Opportunity is missed by most people because it is dressed in overalls and looks like work. - Thomas Edison
I am new to working with a quartz flash and am finding that it takes much longer that expected to cure shirts....initially. Do these things require a good bit of run time to come up to temp. I am finding it taking 10+ seconds or a double hit at 7+ to flash cure a shirt. If I flash it 30 times just auto cycling I can get down in the 5-6 second range, but if there is a problem on press, or stacking shirts for a few minutes, I am back to square one. Which resulting in bad prints, cleaning bottom of screens, etc... What gives? Is this common?A possible problem may likely be that my building runs 208v instead of 230v.Any thoughts would be appreciated.Dewey
It takes about 6-10 indexes for our flash to get fairly warmed up, but we are never in the 5-7 second range for flashing. We usually start at 4-4.5 and go down as the press indexes a couple revolutions.
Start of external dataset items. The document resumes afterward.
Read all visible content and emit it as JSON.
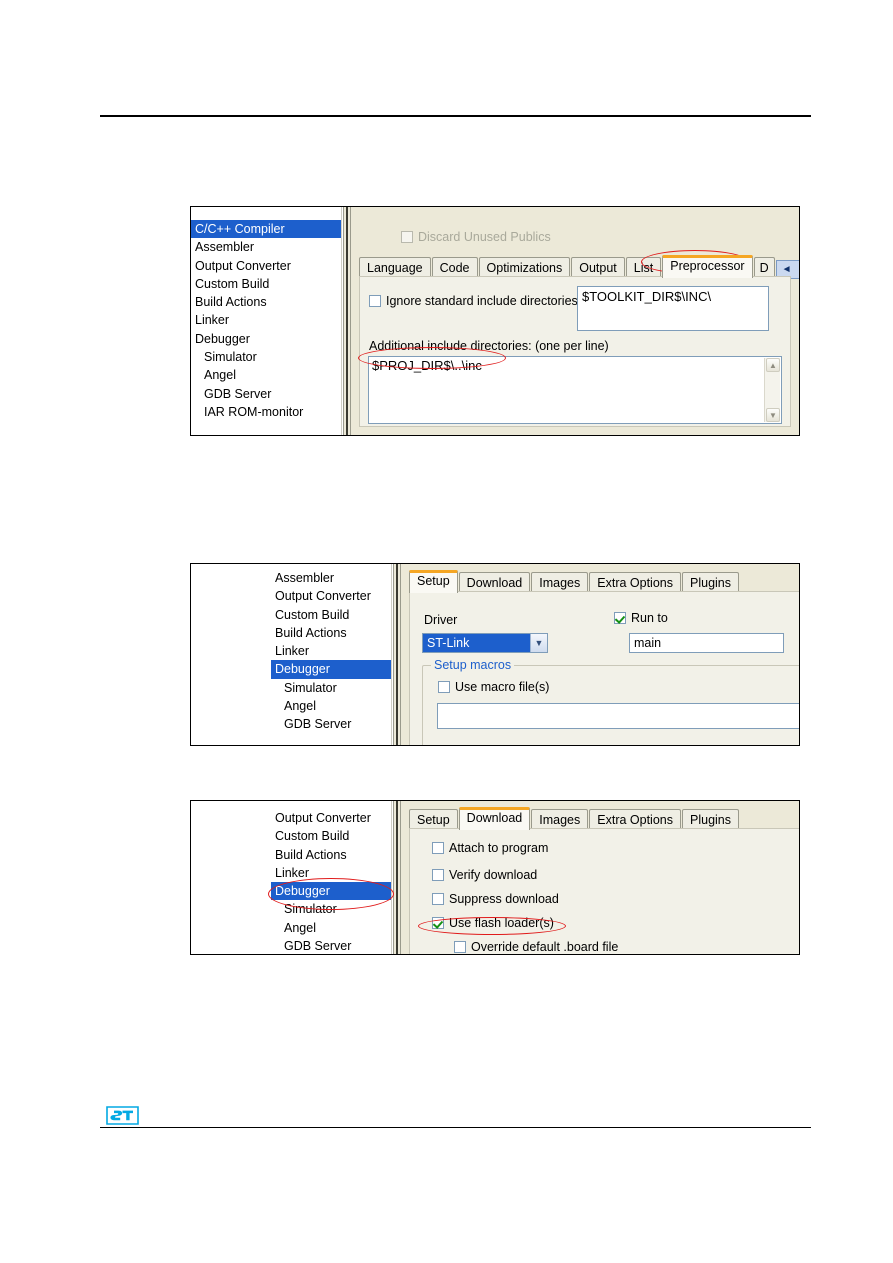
{
  "document": {
    "logo_alt": "ST logo"
  },
  "figure1": {
    "name": "cpp-compiler-preprocessor-dialog",
    "categories": [
      {
        "label": "C/C++ Compiler",
        "selected": true,
        "indent": false
      },
      {
        "label": "Assembler",
        "selected": false,
        "indent": false
      },
      {
        "label": "Output Converter",
        "selected": false,
        "indent": false
      },
      {
        "label": "Custom Build",
        "selected": false,
        "indent": false
      },
      {
        "label": "Build Actions",
        "selected": false,
        "indent": false
      },
      {
        "label": "Linker",
        "selected": false,
        "indent": false
      },
      {
        "label": "Debugger",
        "selected": false,
        "indent": false
      },
      {
        "label": "Simulator",
        "selected": false,
        "indent": true
      },
      {
        "label": "Angel",
        "selected": false,
        "indent": true
      },
      {
        "label": "GDB Server",
        "selected": false,
        "indent": true
      },
      {
        "label": "IAR ROM-monitor",
        "selected": false,
        "indent": true
      }
    ],
    "discard_unused_publics": {
      "label": "Discard Unused Publics",
      "checked": false,
      "enabled": false
    },
    "tabs": [
      {
        "label": "Language",
        "active": false
      },
      {
        "label": "Code",
        "active": false
      },
      {
        "label": "Optimizations",
        "active": false
      },
      {
        "label": "Output",
        "active": false
      },
      {
        "label": "List",
        "active": false
      },
      {
        "label": "Preprocessor",
        "active": true
      },
      {
        "label": "D",
        "active": false
      }
    ],
    "tab_nav": {
      "prev": "◄",
      "next": "►"
    },
    "ignore_standard_include": {
      "label": "Ignore standard include directories",
      "checked": false
    },
    "toolkit_dir_value": "$TOOLKIT_DIR$\\INC\\",
    "additional_include_label": "Additional include directories: (one per line)",
    "additional_include_value": "$PROJ_DIR$\\..\\inc",
    "scroll_up_glyph": "▲",
    "scroll_down_glyph": "▼",
    "annotations": {
      "preprocessor_tab_highlight": "ellipse-preprocessor-tab",
      "proj_dir_highlight": "ellipse-proj-dir"
    }
  },
  "figure2": {
    "name": "debugger-setup-dialog",
    "categories": [
      {
        "label": "Assembler",
        "selected": false,
        "indent": false
      },
      {
        "label": "Output Converter",
        "selected": false,
        "indent": false
      },
      {
        "label": "Custom Build",
        "selected": false,
        "indent": false
      },
      {
        "label": "Build Actions",
        "selected": false,
        "indent": false
      },
      {
        "label": "Linker",
        "selected": false,
        "indent": false
      },
      {
        "label": "Debugger",
        "selected": true,
        "indent": false
      },
      {
        "label": "Simulator",
        "selected": false,
        "indent": true
      },
      {
        "label": "Angel",
        "selected": false,
        "indent": true
      },
      {
        "label": "GDB Server",
        "selected": false,
        "indent": true
      }
    ],
    "tabs": [
      {
        "label": "Setup",
        "active": true
      },
      {
        "label": "Download",
        "active": false
      },
      {
        "label": "Images",
        "active": false
      },
      {
        "label": "Extra Options",
        "active": false
      },
      {
        "label": "Plugins",
        "active": false
      }
    ],
    "driver_label": "Driver",
    "driver_value": "ST-Link",
    "driver_arrow": "▼",
    "run_to": {
      "label": "Run to",
      "checked": true
    },
    "run_to_value": "main",
    "setup_macros_title": "Setup macros",
    "use_macro_file": {
      "label": "Use macro file(s)",
      "checked": false
    }
  },
  "figure3": {
    "name": "debugger-download-dialog",
    "categories": [
      {
        "label": "Output Converter",
        "selected": false,
        "indent": false
      },
      {
        "label": "Custom Build",
        "selected": false,
        "indent": false
      },
      {
        "label": "Build Actions",
        "selected": false,
        "indent": false
      },
      {
        "label": "Linker",
        "selected": false,
        "indent": false
      },
      {
        "label": "Debugger",
        "selected": true,
        "indent": false
      },
      {
        "label": "Simulator",
        "selected": false,
        "indent": true
      },
      {
        "label": "Angel",
        "selected": false,
        "indent": true
      },
      {
        "label": "GDB Server",
        "selected": false,
        "indent": true
      }
    ],
    "tabs": [
      {
        "label": "Setup",
        "active": false
      },
      {
        "label": "Download",
        "active": true
      },
      {
        "label": "Images",
        "active": false
      },
      {
        "label": "Extra Options",
        "active": false
      },
      {
        "label": "Plugins",
        "active": false
      }
    ],
    "options": [
      {
        "label": "Attach to program",
        "checked": false,
        "indent": false
      },
      {
        "label": "Verify download",
        "checked": false,
        "indent": false
      },
      {
        "label": "Suppress download",
        "checked": false,
        "indent": false
      },
      {
        "label": "Use flash loader(s)",
        "checked": true,
        "indent": false
      },
      {
        "label": "Override default .board file",
        "checked": false,
        "indent": true
      }
    ],
    "annotations": {
      "debugger_highlight": "ellipse-debugger-item",
      "flash_loader_highlight": "ellipse-use-flash-loader"
    }
  },
  "colors": {
    "selection_blue": "#1d5fcc",
    "annotation_red": "#e01b1b",
    "tab_accent_orange": "#f5a623",
    "dialog_bg": "#ece9d8",
    "st_brand_blue": "#03a9e3"
  }
}
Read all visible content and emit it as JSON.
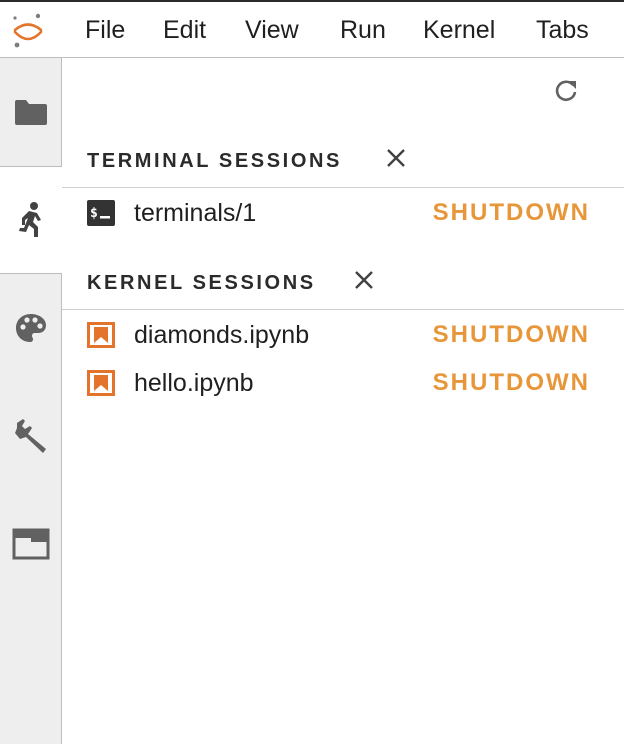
{
  "menubar": {
    "items": [
      "File",
      "Edit",
      "View",
      "Run",
      "Kernel",
      "Tabs"
    ]
  },
  "sidebar": {
    "tabs": [
      {
        "icon": "folder-icon"
      },
      {
        "icon": "running-icon"
      },
      {
        "icon": "palette-icon"
      },
      {
        "icon": "wrench-icon"
      },
      {
        "icon": "tabs-icon"
      }
    ]
  },
  "panel": {
    "refresh_icon": "refresh-icon",
    "terminal_section": {
      "title": "TERMINAL SESSIONS",
      "items": [
        {
          "name": "terminals/1",
          "action": "SHUTDOWN",
          "icon": "terminal-icon"
        }
      ]
    },
    "kernel_section": {
      "title": "KERNEL SESSIONS",
      "items": [
        {
          "name": "diamonds.ipynb",
          "action": "SHUTDOWN",
          "icon": "notebook-icon"
        },
        {
          "name": "hello.ipynb",
          "action": "SHUTDOWN",
          "icon": "notebook-icon"
        }
      ]
    }
  },
  "colors": {
    "accent_orange": "#e8963a",
    "notebook_orange": "#e4742c",
    "icon_gray": "#616161",
    "sidebar_bg": "#eeeeee"
  }
}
On long runs with 2 flashes going, the pallets get pretty warm, not hot, then our flash times are down to at least 2 seconds, even for thick 110 ink deposits.
They are labeled 208-240V and 26 amp.
With our flash we always preheat the palettes, several full rotations at about 5 seconds really works well. Once printing we start slowly lowering the flash time as everything gets heated up and by time we get to the sweet spot of time its no more than two seconds. Fortunately on our machine we have a preheat for the flash, adjustable for idle time and for how long to actually preheat. I have it set to preheat for 6 seconds, unless we walked away for like a half an hour that is more than sufficient to preheat the bulbs and get rocking again.